Ursprünglich von Jerusalem nach Jaffa geschickt, um für die neue Eisenbahnstrecke zwischen den beiden Städten das Wegegeld zu kassieren, fand Rokach in der Stadt am Meer bald weitere Betätigungsfelder: So organisierte er etwa den Anbau und Export jener Orangen, die heute so berühmt sind, dass man auf der Welt den Namen „Jaffa“ vermutlich eher mit Apfelsinen in Verbindung bringt als mit der ältesten Stadt am Mittelmeer. Dabei galt Jaffas Hafen lange als das „Tor zum Nahen Osten“ – und war dementsprechend oft heftig umkämpft.

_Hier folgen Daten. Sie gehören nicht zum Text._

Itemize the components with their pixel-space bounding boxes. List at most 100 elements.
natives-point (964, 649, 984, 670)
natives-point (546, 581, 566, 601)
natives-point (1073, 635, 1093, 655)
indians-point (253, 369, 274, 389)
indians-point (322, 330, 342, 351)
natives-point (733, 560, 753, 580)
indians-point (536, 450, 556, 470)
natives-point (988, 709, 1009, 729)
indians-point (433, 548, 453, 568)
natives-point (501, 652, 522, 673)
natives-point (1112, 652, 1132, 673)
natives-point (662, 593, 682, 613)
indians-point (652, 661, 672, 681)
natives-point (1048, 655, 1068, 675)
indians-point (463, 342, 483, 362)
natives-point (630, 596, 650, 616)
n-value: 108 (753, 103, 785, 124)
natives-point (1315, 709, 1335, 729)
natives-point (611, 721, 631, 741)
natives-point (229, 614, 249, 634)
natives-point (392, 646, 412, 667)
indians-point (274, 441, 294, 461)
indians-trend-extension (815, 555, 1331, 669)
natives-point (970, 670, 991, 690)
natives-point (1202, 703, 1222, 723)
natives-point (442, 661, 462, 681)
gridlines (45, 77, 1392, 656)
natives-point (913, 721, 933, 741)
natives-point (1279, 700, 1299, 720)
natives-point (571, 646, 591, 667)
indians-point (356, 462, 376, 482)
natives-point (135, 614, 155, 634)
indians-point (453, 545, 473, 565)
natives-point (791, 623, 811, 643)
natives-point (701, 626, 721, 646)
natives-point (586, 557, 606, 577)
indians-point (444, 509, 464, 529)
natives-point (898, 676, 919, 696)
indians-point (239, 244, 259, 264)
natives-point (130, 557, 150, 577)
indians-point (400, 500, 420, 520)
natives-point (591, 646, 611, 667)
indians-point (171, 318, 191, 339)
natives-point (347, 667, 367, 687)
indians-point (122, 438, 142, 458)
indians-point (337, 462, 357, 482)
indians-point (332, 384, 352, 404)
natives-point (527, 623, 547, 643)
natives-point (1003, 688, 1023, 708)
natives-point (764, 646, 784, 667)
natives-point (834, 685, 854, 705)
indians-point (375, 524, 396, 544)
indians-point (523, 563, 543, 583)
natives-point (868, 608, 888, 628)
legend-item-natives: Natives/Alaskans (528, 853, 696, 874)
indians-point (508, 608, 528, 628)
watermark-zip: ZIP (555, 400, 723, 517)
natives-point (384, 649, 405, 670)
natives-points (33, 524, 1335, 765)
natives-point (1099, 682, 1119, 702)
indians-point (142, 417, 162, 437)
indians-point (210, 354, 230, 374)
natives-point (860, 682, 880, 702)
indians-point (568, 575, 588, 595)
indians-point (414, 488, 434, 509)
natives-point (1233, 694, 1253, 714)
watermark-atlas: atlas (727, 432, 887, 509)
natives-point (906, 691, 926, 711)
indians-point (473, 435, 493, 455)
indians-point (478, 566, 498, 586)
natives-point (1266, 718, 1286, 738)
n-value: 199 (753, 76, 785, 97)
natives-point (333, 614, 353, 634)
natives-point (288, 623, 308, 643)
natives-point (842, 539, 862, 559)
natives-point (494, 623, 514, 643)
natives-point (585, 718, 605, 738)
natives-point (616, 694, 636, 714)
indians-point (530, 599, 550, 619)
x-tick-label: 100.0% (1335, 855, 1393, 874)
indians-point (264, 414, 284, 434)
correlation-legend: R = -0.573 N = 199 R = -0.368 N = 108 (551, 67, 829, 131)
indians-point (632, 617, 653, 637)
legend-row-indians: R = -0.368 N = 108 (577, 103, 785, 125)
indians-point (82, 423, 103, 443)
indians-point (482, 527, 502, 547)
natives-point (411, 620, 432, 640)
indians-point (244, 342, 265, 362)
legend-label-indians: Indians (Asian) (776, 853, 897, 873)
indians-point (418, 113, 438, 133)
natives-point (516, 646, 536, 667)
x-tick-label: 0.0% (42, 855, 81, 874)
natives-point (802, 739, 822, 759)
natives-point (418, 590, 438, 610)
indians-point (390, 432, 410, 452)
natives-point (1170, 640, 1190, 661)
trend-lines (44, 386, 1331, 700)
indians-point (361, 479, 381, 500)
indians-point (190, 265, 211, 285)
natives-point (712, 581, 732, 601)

Zu Rokachs Zeiten, ab 1882, war die Hafenstadt Ziel und Endstation Hunderter jüdischer Einwanderer aus Osteuropa, die sich zumeist an Ort und Stelle auch niederließen. Bald wurde es unerträglich eng zwischen den historischen Mauern – und Shimon Rokach wusste, was er als Nächstes tun sollte: Vor den Stadttoren gründete er mit einigen Mitstreitern eine neue Siedlung. Und plante dort gleich selbst ein Haus. 1887 war das fertig – als eines der ersten zehn Häuser von Neve Tzedek , wie man den Ort bald nennen sollte: „Oase der Gerechtigkeit“.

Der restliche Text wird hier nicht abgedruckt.